Gott war sauer, würd ich meinen, drum wollte er nicht von Hiobs Freunden, sondern von seinem Knecht gebeten sein, den Freunden zu vergeben. "Hiob, mein Knecht, soll für euch Fürbitte tun. Nur ihn will ich annehmen, damit ich euch nicht Schimpfliches antue." (Hiob42,8)

Menschlich sogar nachvollziehbar, dass er jetzt lieber tun will, was sein treuer Knecht ihn bittet, als dass er jetzt grade denen dienen möchte, die ihn 1. verletzten und 2. dann noch für sich selbst bitten.

Ich für meinen Teil sah in den Reden der Freunde, wo sie nicht direkt auf Schuldsuche gehen, durchaus Lehrreiches. Aber vielleicht war das eben auch an Gott vorbei geredet, weil sie ihn halt auch nicht besser kannten.

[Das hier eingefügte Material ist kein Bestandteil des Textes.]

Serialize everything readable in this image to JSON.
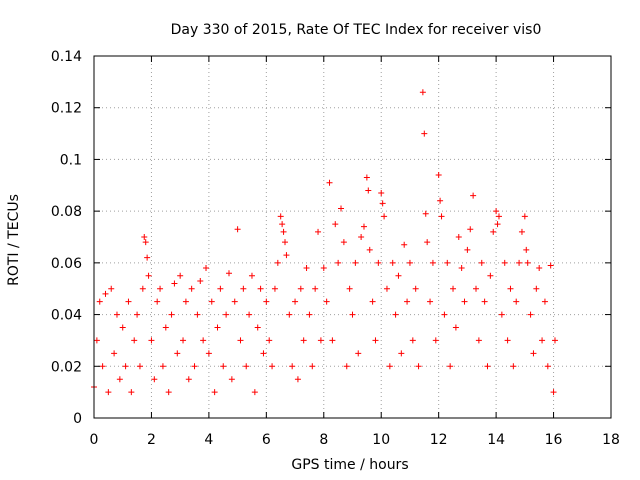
{
  "chart_data": {
    "type": "scatter",
    "title": "Day 330 of 2015, Rate Of TEC Index for receiver vis0",
    "xlabel": "GPS time / hours",
    "ylabel": "ROTI / TECUs",
    "xlim": [
      0,
      18
    ],
    "ylim": [
      0,
      0.14
    ],
    "xticks": [
      0,
      2,
      4,
      6,
      8,
      10,
      12,
      14,
      16,
      18
    ],
    "xtick_labels": [
      "0",
      "2",
      "4",
      "6",
      "8",
      "10",
      "12",
      "14",
      "16",
      "18"
    ],
    "yticks": [
      0,
      0.02,
      0.04,
      0.06,
      0.08,
      0.1,
      0.12,
      0.14
    ],
    "ytick_labels": [
      "0",
      "0.02",
      "0.04",
      "0.06",
      "0.08",
      "0.1",
      "0.12",
      "0.14"
    ],
    "grid": true,
    "marker": "+",
    "color": "#ff0000",
    "series": [
      {
        "name": "ROTI",
        "points": [
          [
            0.0,
            0.012
          ],
          [
            0.1,
            0.03
          ],
          [
            0.2,
            0.045
          ],
          [
            0.3,
            0.02
          ],
          [
            0.4,
            0.048
          ],
          [
            0.5,
            0.01
          ],
          [
            0.6,
            0.05
          ],
          [
            0.7,
            0.025
          ],
          [
            0.8,
            0.04
          ],
          [
            0.9,
            0.015
          ],
          [
            1.0,
            0.035
          ],
          [
            1.1,
            0.02
          ],
          [
            1.2,
            0.045
          ],
          [
            1.3,
            0.01
          ],
          [
            1.4,
            0.03
          ],
          [
            1.5,
            0.04
          ],
          [
            1.6,
            0.02
          ],
          [
            1.7,
            0.05
          ],
          [
            1.75,
            0.07
          ],
          [
            1.8,
            0.068
          ],
          [
            1.85,
            0.062
          ],
          [
            1.9,
            0.055
          ],
          [
            2.0,
            0.03
          ],
          [
            2.1,
            0.015
          ],
          [
            2.2,
            0.045
          ],
          [
            2.3,
            0.05
          ],
          [
            2.4,
            0.02
          ],
          [
            2.5,
            0.035
          ],
          [
            2.6,
            0.01
          ],
          [
            2.7,
            0.04
          ],
          [
            2.8,
            0.052
          ],
          [
            2.9,
            0.025
          ],
          [
            3.0,
            0.055
          ],
          [
            3.1,
            0.03
          ],
          [
            3.2,
            0.045
          ],
          [
            3.3,
            0.015
          ],
          [
            3.4,
            0.05
          ],
          [
            3.5,
            0.02
          ],
          [
            3.6,
            0.04
          ],
          [
            3.7,
            0.053
          ],
          [
            3.8,
            0.03
          ],
          [
            3.9,
            0.058
          ],
          [
            4.0,
            0.025
          ],
          [
            4.1,
            0.045
          ],
          [
            4.2,
            0.01
          ],
          [
            4.3,
            0.035
          ],
          [
            4.4,
            0.05
          ],
          [
            4.5,
            0.02
          ],
          [
            4.6,
            0.04
          ],
          [
            4.7,
            0.056
          ],
          [
            4.8,
            0.015
          ],
          [
            4.9,
            0.045
          ],
          [
            5.0,
            0.073
          ],
          [
            5.1,
            0.03
          ],
          [
            5.2,
            0.05
          ],
          [
            5.3,
            0.02
          ],
          [
            5.4,
            0.04
          ],
          [
            5.5,
            0.055
          ],
          [
            5.6,
            0.01
          ],
          [
            5.7,
            0.035
          ],
          [
            5.8,
            0.05
          ],
          [
            5.9,
            0.025
          ],
          [
            6.0,
            0.045
          ],
          [
            6.1,
            0.03
          ],
          [
            6.2,
            0.02
          ],
          [
            6.3,
            0.05
          ],
          [
            6.4,
            0.06
          ],
          [
            6.5,
            0.078
          ],
          [
            6.55,
            0.075
          ],
          [
            6.6,
            0.072
          ],
          [
            6.65,
            0.068
          ],
          [
            6.7,
            0.063
          ],
          [
            6.8,
            0.04
          ],
          [
            6.9,
            0.02
          ],
          [
            7.0,
            0.045
          ],
          [
            7.1,
            0.015
          ],
          [
            7.2,
            0.05
          ],
          [
            7.3,
            0.03
          ],
          [
            7.4,
            0.058
          ],
          [
            7.5,
            0.04
          ],
          [
            7.6,
            0.02
          ],
          [
            7.7,
            0.05
          ],
          [
            7.8,
            0.072
          ],
          [
            7.9,
            0.03
          ],
          [
            8.0,
            0.058
          ],
          [
            8.1,
            0.045
          ],
          [
            8.2,
            0.091
          ],
          [
            8.3,
            0.03
          ],
          [
            8.4,
            0.075
          ],
          [
            8.5,
            0.06
          ],
          [
            8.6,
            0.081
          ],
          [
            8.7,
            0.068
          ],
          [
            8.8,
            0.02
          ],
          [
            8.9,
            0.05
          ],
          [
            9.0,
            0.04
          ],
          [
            9.1,
            0.06
          ],
          [
            9.2,
            0.025
          ],
          [
            9.3,
            0.07
          ],
          [
            9.4,
            0.074
          ],
          [
            9.5,
            0.093
          ],
          [
            9.55,
            0.088
          ],
          [
            9.6,
            0.065
          ],
          [
            9.7,
            0.045
          ],
          [
            9.8,
            0.03
          ],
          [
            9.9,
            0.06
          ],
          [
            10.0,
            0.087
          ],
          [
            10.05,
            0.083
          ],
          [
            10.1,
            0.078
          ],
          [
            10.2,
            0.05
          ],
          [
            10.3,
            0.02
          ],
          [
            10.4,
            0.06
          ],
          [
            10.5,
            0.04
          ],
          [
            10.6,
            0.055
          ],
          [
            10.7,
            0.025
          ],
          [
            10.8,
            0.067
          ],
          [
            10.9,
            0.045
          ],
          [
            11.0,
            0.06
          ],
          [
            11.1,
            0.03
          ],
          [
            11.2,
            0.05
          ],
          [
            11.3,
            0.02
          ],
          [
            11.45,
            0.126
          ],
          [
            11.5,
            0.11
          ],
          [
            11.55,
            0.079
          ],
          [
            11.6,
            0.068
          ],
          [
            11.7,
            0.045
          ],
          [
            11.8,
            0.06
          ],
          [
            11.9,
            0.03
          ],
          [
            12.0,
            0.094
          ],
          [
            12.05,
            0.084
          ],
          [
            12.1,
            0.078
          ],
          [
            12.2,
            0.04
          ],
          [
            12.3,
            0.06
          ],
          [
            12.4,
            0.02
          ],
          [
            12.5,
            0.05
          ],
          [
            12.6,
            0.035
          ],
          [
            12.7,
            0.07
          ],
          [
            12.8,
            0.058
          ],
          [
            12.9,
            0.045
          ],
          [
            13.0,
            0.065
          ],
          [
            13.1,
            0.073
          ],
          [
            13.2,
            0.086
          ],
          [
            13.3,
            0.05
          ],
          [
            13.4,
            0.03
          ],
          [
            13.5,
            0.06
          ],
          [
            13.6,
            0.045
          ],
          [
            13.7,
            0.02
          ],
          [
            13.8,
            0.055
          ],
          [
            13.9,
            0.072
          ],
          [
            14.0,
            0.08
          ],
          [
            14.05,
            0.075
          ],
          [
            14.1,
            0.078
          ],
          [
            14.2,
            0.04
          ],
          [
            14.3,
            0.06
          ],
          [
            14.4,
            0.03
          ],
          [
            14.5,
            0.05
          ],
          [
            14.6,
            0.02
          ],
          [
            14.7,
            0.045
          ],
          [
            14.8,
            0.06
          ],
          [
            14.9,
            0.072
          ],
          [
            15.0,
            0.078
          ],
          [
            15.05,
            0.065
          ],
          [
            15.1,
            0.06
          ],
          [
            15.2,
            0.04
          ],
          [
            15.3,
            0.025
          ],
          [
            15.4,
            0.05
          ],
          [
            15.5,
            0.058
          ],
          [
            15.6,
            0.03
          ],
          [
            15.7,
            0.045
          ],
          [
            15.8,
            0.02
          ],
          [
            15.9,
            0.059
          ],
          [
            16.0,
            0.01
          ],
          [
            16.05,
            0.03
          ]
        ]
      }
    ]
  }
}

Das bringt mich doch dahin, zurückhaltender darin zu sein, über Gott zu reden. Insofern haben die großen Redner allesamt eine große Verantwortung zu tragen, wenn sie über Gott reden, predigen und lehren. Dass wir Gottes Handeln so wenig erfahren, zeigt schon auch, dass ihn die wenigsten Menschen wirklich kennen. Vielleicht ahnen wir nur und sollten das dann auch so sagen. 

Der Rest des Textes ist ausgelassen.